Faux sites d’actualités locales
Une cybermenace qui pourrait directement perturber notre prochain scrutin électoral : les municipales de mars 2026. Alors que depuis début 2025, notre pays est l’une des principales cibles du réseau d’influence russe CopyCop, identifié comme une opération coordonnée par John Mark Dougan depuis Moscou, avec le soutien du GRU (le service de renseignement militaire russe) et du Centre d’expertise géopolitique (CGE), un rapport du groupe de recherche américain Insikt, spécialisé dans les menaces cyber, expliquait fin octobre avoir recensé au moins 141 faux sites d’information français, créés entre février et juin 2025.
Ces sites diffusent massivement du contenu généré par intelligence artificielle autour des mêmes thèmes récurrents : la défiance envers les institutions françaises avec des accusations inventées de corruption ou d’abus de pouvoir visant des responsables politiques et judiciaires ou de faux faits divers locaux liés à des étrangers. On a aussi vu ces derniers jours qu’au moins 16 sites de médias fictifs francophones du réseau Storm-1516, affilié au Kremlin, cherchent à amplifier en ligne le mouvement des agriculteurs. Les objectifs sont les mêmes : exacerber les débats locaux (ou nationaux) lors de la campagne électorale.

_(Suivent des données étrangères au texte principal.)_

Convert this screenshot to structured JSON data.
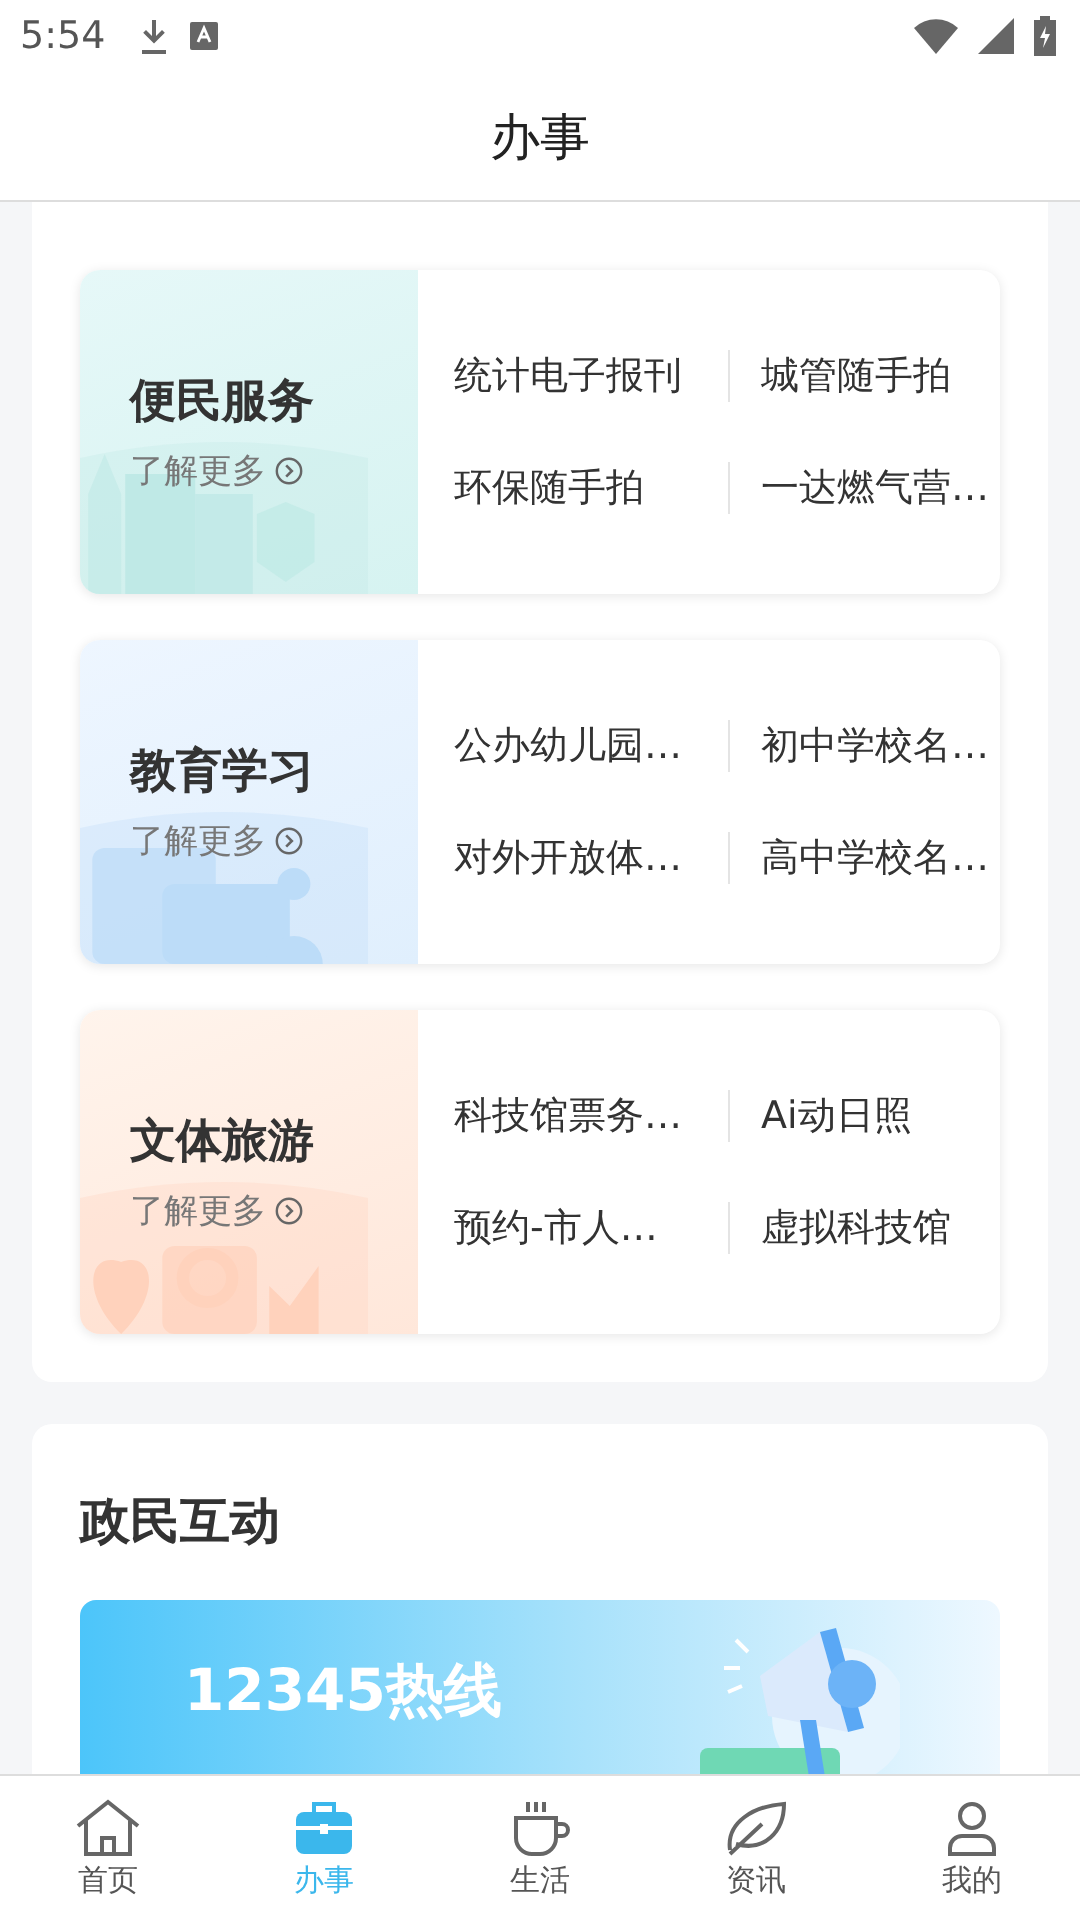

Dans ce contexte, la Commission nationale des comptes de campagne et des financements politiques (CNCCFP) a publié début septembre un guide d’alerte pour les candidats, soulignant explicitement le risque d’ingérences étrangères et appelant à la vigilance face à toute aide ou financement dont la provenance pourrait être suspecte.
Reconnaître les menaces
Cette semaine, Viginum – le service technique et opérationnel de l’État chargé de la vigilance et de la protection contre les ingérences numériques – a lui aussi publié un guide à destination des candidats : « Protéger le débat public numérique en contexte électoral – Guide de sensibilisation à l’attention des équipes de campagne ». Viginum a listé quatre grands risques : décrédibilisation du processus électoral (scrutin présenté comme truqué ou inutile), polarisation du débat public par l’instrumentalisation de sujets clivants, délégitimation des médias d’information au profit de sources alternatives manipulées et enfin atteinte à la réputation de candidats ou de partis.
Le guide présente les principaux modes opératoires et techniques qui pourraient être utilisés contre le scrutin et les candidats. Dans la palette de techniques sophistiquées, on trouve notamment l’usurpation d’identité (faux sites de médias, de partis ou d’institutions), la création de faux médias et faux reportages, la manipulation de la procédure électorale (fausses dates, rumeurs de fraude), l’usage de comptes inauthentiques (bots, trolls, astroturfing, copy-pasta), les publicités politiques détournées et ciblées, le recours dissimulé à des influenceurs rémunérés, la manipulation algorithmique via hashtags sur les réseaux sociaux, la décontextualisation d’images, de vidéos ou de propos, et bien sûr l’utilisation de l’intelligence artificielle, notamment les deepfakes, pour produire du « faux crédible ». Viginum illustre chaque technique par des exemples récents en France et à l’étranger (États-Unis, Roumanie, Espagne).
Bonnes pratiques
Pour se prémunir de ces actions malveillantes, Viginum recommande aux candidats une stratégie en trois temps. D’abord sensibiliser et former les équipes à identifier les sujets à risque et à mettre en place une veille dédiée. Ensuite, se préparer en organisant des exercices de gestion de crise et en définissant une communication de crise. Enfin, réagir en vérifiant les sources, ne pas relayer les fausses informations, signaler les contenus aux plateformes et aux organismes comme l’Arcom et Pharos, aux forces de l’ordre ou à Viginum selon les cas.
Préserver l’intégrité du débat démocratique numérique est un impératif et suppose la responsabilité collective des acteurs politiques. Surtout, ces bonnes pratiques pour les municipales pourront être affinées pour une autre élection aux enjeux vitaux pour le pays : la présidentielle de 2027.